1. Bloke from Barnsley with piles asks chemist, "Nah then lad, does tha
sell arse cream?"
Chemist replies, "Aye, Magnum or Cornetto"

2. Police have just released details of a new drug craze that is
being
carried out in Yorkshire nightclubs.
Apparently, Yorkshire club goers have started injecting Ecstasy just
above their front teeth.
Police say the dangerous practice is called "E by gum"

3. A Yorkshireman takes his cat to the vet.
Yorkshireman: "Ayup, lad, I need to talk to thee about me cat."
Vet: "Is it a tom?"
Yorkshireman: "Nay, I've browt it we us."

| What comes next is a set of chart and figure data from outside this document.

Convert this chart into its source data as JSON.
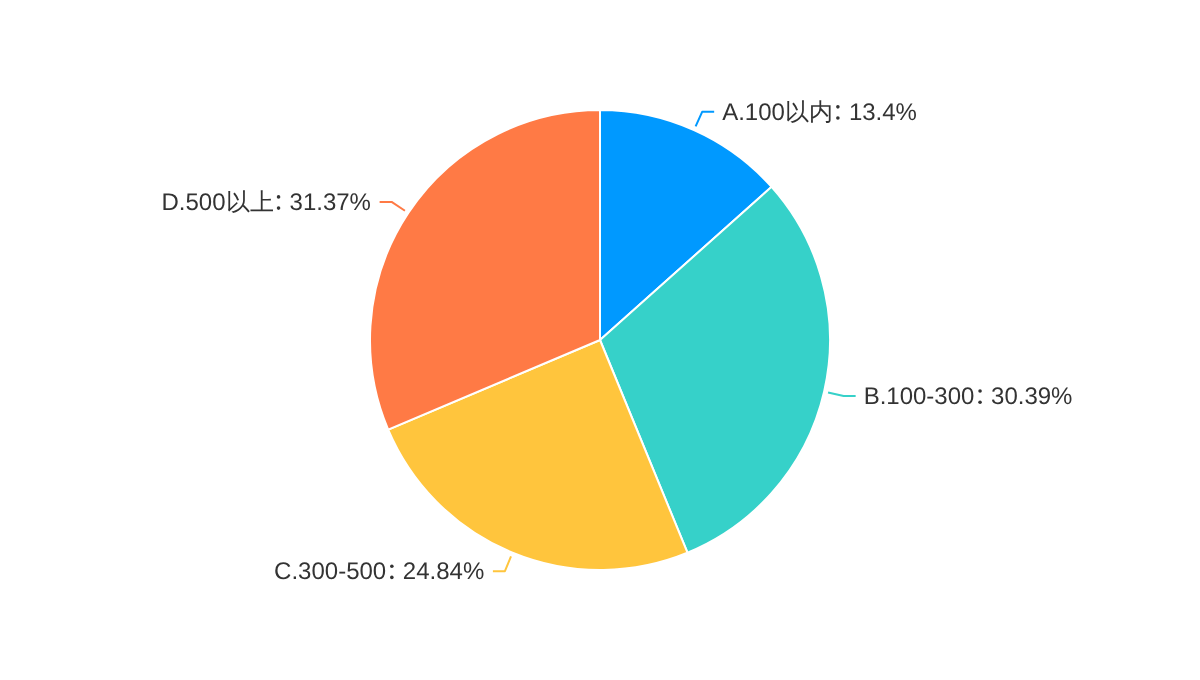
{
  "chart_data": {
    "type": "pie",
    "categories": [
      "A.100以内",
      "B.100-300",
      "C.300-500",
      "D.500以上"
    ],
    "values": [
      13.4,
      30.39,
      24.84,
      31.37
    ],
    "value_labels": [
      "13.4%",
      "30.39%",
      "24.84%",
      "31.37%"
    ],
    "colors": [
      "#0099ff",
      "#36d1c9",
      "#ffc53d",
      "#ff7a45"
    ]
  }
}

4. A Yorkshireman's dog dies and as it was a favourite pet, he
decides
to have a gold statue made by a jeweller to remember the dog by.
Yorkshireman: "Can tha mek us a gold statue of yon dog?"
Jeweller: "Do you want it 18 carat?"
Yorkshireman "Nay, yer daft bugger, I want it chewin a bone!"


----------



## robinpompey (May 7, 2011)

sat here feeling sorry for my self and these made me feel a lot better.


----------



## KeithChesterfield (Mar 12, 2010)

Yorkshire folk queer?

Smarrerweeim? - eez noburra babbi 'cos eenose nowt abartit!

:wav: :wav: :wav:


----------



## duxdeluxe (Sep 2, 2007)

Absolutely dreadful jokes........... got any more like that? Really made me laugh and helped make a dull afternoon just a little bit better :lol:


----------



## aldra (Jul 2, 2009)

Yorkshire folk are definitely queer

closely followed by lancashire folk

but then again

all worlds queer cept thou and me

and even thou's a bit queer :lol: :lol:

Aldra


----------



## babyrhino (Oct 19, 2006)

What do you call a female toad?

T'owd lass


----------



## bigbazza (Mar 6, 2008)

aldra said:


> Yorkshire folk are definitely queer
> 
> closely followed by lancashire folk
> 
> ...


 I never thought of you like that, and you a lassie from Lancashire 8O :? 8O :?


----------



## aldra (Jul 2, 2009)

Bigbazza

definitely Queer

and loving it :lol: :lol: :lol:

not stupid though   

Aldra


----------